1. In PIM, on the header bar, click Admin.
2. In the Search Admin Zones field, enter Single Sign-On Configuration, and then click the link that displays.
3. On the Single Sign-On (SSO) screen, use the Identity Provider list to select Microsoft Entra ID.
4. In the Tenant ID and Client ID fields, paste the respective values that you copied when you registered the PIM application in Microsoft Entra ID.
5. If you created a client secret, paste the value into the Client Secret field.
6. For each user, verify that their identity email address matches their active email address configured in Microsoft Entra ID.
   If there are any user email addresses that do not match the Microsoft Entra ID email address, this may indicate that your email address format changed when you transitioned to Microsoft Entra ID, or that a user’s email address changed after the user account was created.

   For any user whose identity email address does not match their active email address in Microsoft Entra ID, you must update the email address in PIM. To do this, go to Admin > System Security > Users and Licenses.

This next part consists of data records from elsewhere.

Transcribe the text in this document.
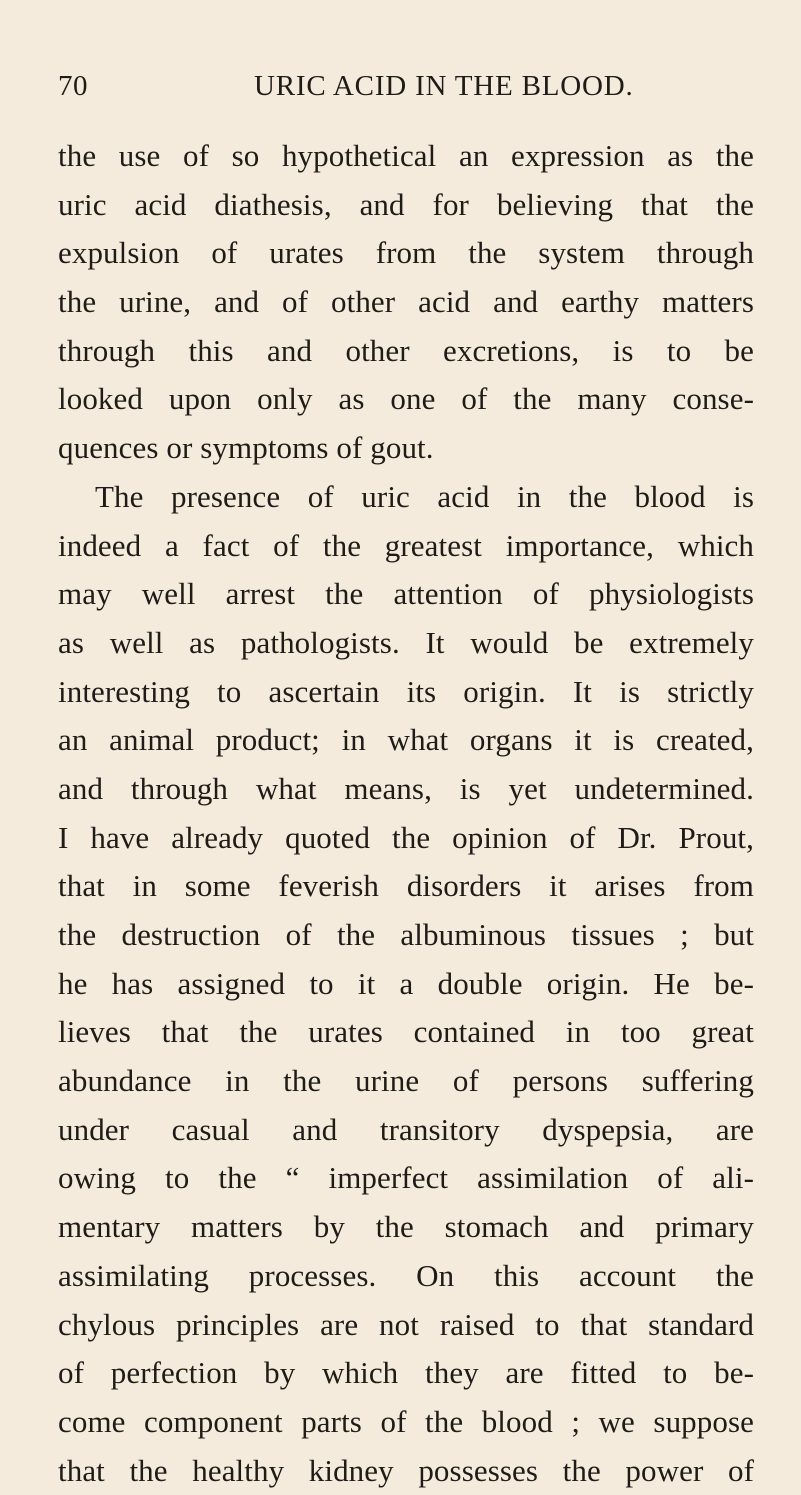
70	URIC ACID IN THE BLOOD.
the use of so hypothetical an expression as the
uric acid diathesis, and for believing that the
expulsion of urates from the system through
the urine, and of other acid and earthy matters
through this and other excretions, is to be
looked upon only as one of the many conse-
quences or symptoms of gout.
The presence of uric acid in the blood is
indeed a fact of the greatest importance, which
may well arrest the attention of physiologists
as well as pathologists. It would be extremely
interesting to ascertain its origin. It is strictly
an animal product; in what organs it is created,
and through what means, is yet undetermined.
I have already quoted the opinion of Dr. Prout,
that in some feverish disorders it arises from
the destruction of the albuminous tissues ; but
he has assigned to it a double origin. He be-
lieves that the urates contained in too great
abundance in the urine of persons suffering
under casual and transitory dyspepsia, are
owing to the “ imperfect assimilation of ali-
mentary matters by the stomach and primary
assimilating processes. On this account the
chylous principles are not raised to that standard
of perfection by which they are fitted to be-
come component parts of the blood ; we suppose
that the healthy kidney possesses the power of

7. When all identity email addresses match the corresponding Microsoft Entra ID usernames, click Auto-populate in the upper-right corner of the Setup SSO User Identities screen to automatically populate the SSO username for each user, and then click Save.
8. When you are ready to roll out single sign-on to your users, on the Single Sign-On (SSO) page, select the Enable Microsoft Entra ID Provider check box, and then click .
   Users can now sign in to PIM using Microsoft Entra ID from the main PIM sign-in page.